Time, proximity, and familiarity. These are the key ingredients to how most true love is formed. It is false deception of the devil to trick people into believing they should try to choose people they will correspond with on any singles site, or to judge from just looking at a photo or determining the physical attraction of another person from a distance that this person might be someone you would eventually marry or not. It’s absurd! Every person has something about them that is interesting, and you just never know whom you might end up being really attracted to, not because of their body or model-like face, but because of the way they laugh, or their eyes when they talk, or the way they conduct themselves, or their voice, or their virtues in action, or a multiplicity of other things.
 
Sure, we all have a general idea of our “type”, but I assure you that there are too many examples of people coming together about whom others who know them would say, “What did they ever see in each other?” or that they, themselves, have said that they did not have attraction to AT FIRST!
 
It is precisely because of that “at first” reality that men and women (especially men) should not allow themselves to be too quick to discount persons just from looking at them, or from reading their age or weight or whatever. Marriage is so much more than looks. And love is such a mystery that we should never think we would know love when we first see it. It is a mystery precisely because so many who experience true love have had it happen to them in time, proximity, and familiarity first! This is why you hear of men who run off with their secretaries. Is it because the secretary is so drop-dead gorgeous that he just “had” to do it? No. It is because he spends more “time” with her than with his own wife, he is in “proximity” to her often, and of the “familiarity” he experiences with her over time. He falsely comes to believe he is in love with his secretary. Perhaps he is. But his marriage is a promise for life, and he has a duty to give his availability only to his wife.
 
And this is my final point. Marriage is about two people coming together in something more noble and sacred than themselves.
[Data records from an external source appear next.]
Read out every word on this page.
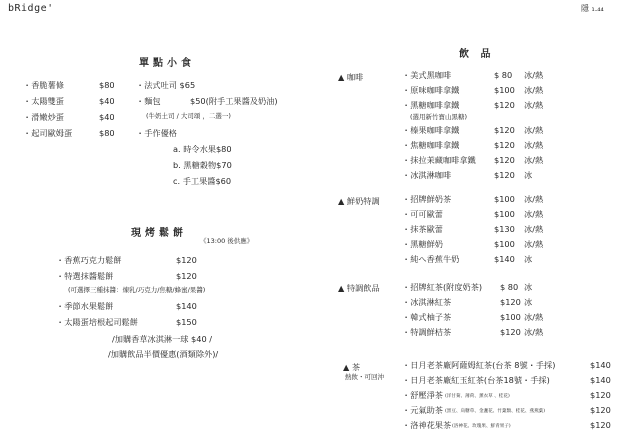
bRidge'	隱 ₁.₄₄
單點小食
・香脆薯條	$80
・太陽雙蛋	$40
・滑嫩炒蛋	$40
・起司歐姆蛋	$80
・法式吐司 $65
・麵包	$50(附手工果醬及奶油)
(牛奶土司 / 大司頌 ，二選一)
・手作優格
a. 時令水果$80
b. 黑糖穀物$70
c. 手工果醬$60
現烤鬆餅
《13:00 後供應》
・香蕉巧克力鬆餅	$120
・特選抹醬鬆餅	$120
(可選擇三種抹醬：煉乳/巧克力/焦糖/蜂蜜/果醬)
・季節水果鬆餅	$140
・太陽蛋培根起司鬆餅	$150
/加購香草冰淇淋一球 $40 /
/加購飲品半價優惠(酒類除外)/
飲 品
▲ 咖啡	・美式黑咖啡	$ 80 冰/熱
・原味咖啡拿鐵	$100 冰/熱
・黑糖咖啡拿鐵	$120 冰/熱
(選用新竹寶山黑糖)
・榛果咖啡拿鐵	$120 冰/熱
・焦糖咖啡拿鐵	$120 冰/熱
・抹拉茉藏咖啡拿鐵 $120 冰/熱
・冰淇淋咖啡	$120 冰
▲ 鮮奶特調	・招牌鮮奶茶	$100 冰/熱
・可可歐蕾	$100 冰/熱
・抹茶歐蕾	$130 冰/熱
・黑糖鮮奶	$100 冰/熱
・純へ香蕉牛奶	$140 冰
▲ 特調飲品	・招牌紅茶(附度奶茶) $ 80 冰
・冰淇淋紅茶	$120 冰
・韓式柚子茶	$100 冰/熱
・特調鮮桔茶	$120 冰/熱
▲ 茶
熱飲・可回沖
・日月老茶廠阿薩姆紅茶(台茶 8號・手採)	$140
・日月老茶廠紅玉紅茶(台茶18號・手採)	$140
・舒壓淨茶 (洋甘菊、薄荷、薰衣草 、桂花)	$120
・元氣助茶 (黑豆、烏糖草、金盞花、竹葉類、桂花、燕燕葉)	$120
・洛神花果茶 (洛神花、玫瑰果、鮮青果子)	$120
Marriage is a covenant, a promise, that two people decide of their own free will to do before God that promises fidelity, permanence, and openness to children (or for older persons, the parental role exercised in some other way, like adoption, helping raise the children of siblings, helping with the children of the parish, etc.). That kind of love is so much more than looks. It is a vocational love. A love that gives, and does not seek to receive. A love that has purpose that glorifies God, not a love that satisfies the self.
 
The bottom line is that we are all on this earth for a very short time. Do we want to spend most of that time loving a good, lovable, attractive person of God (maybe not drop-dead gorgeous, but attractive in many endearing ways), or do we want to waste most of the time looking for someone that we want so much, based on our checklists and selfish desires and what movies, magazines, etc., say are the ideal “looks” of someone we want to love but who will never come into our lives?
 
Some people think I am saying to “settle” on a loveless marriage just to be in marriage. Yes, I am saying to settle, but not in the ways they assume. By “settle” I mean to “settle” on a good man or woman (much like the Scriptures describe to us), and not be so narrow-minded on a great or perfect-looking person. Settle on a good, virtuous, kind, giving person with a great smile and sense of humor. Someone who can make your life full of many moments of happiness, joy, peace, and grace; not be so shortsighted as to make physical attraction primary when those looks decline more quickly than you realize. Open your eyes to the mystery of love in the persons that come into your life who come from God and from whom you can choose the one that you get closest to in friendship (best friends) and who makes you say, “I cannot see my life without this person”; not passing up those people (who come into our path from God, which all people in our daily lives do) in the name of assuming someone will come along who you think will be even better.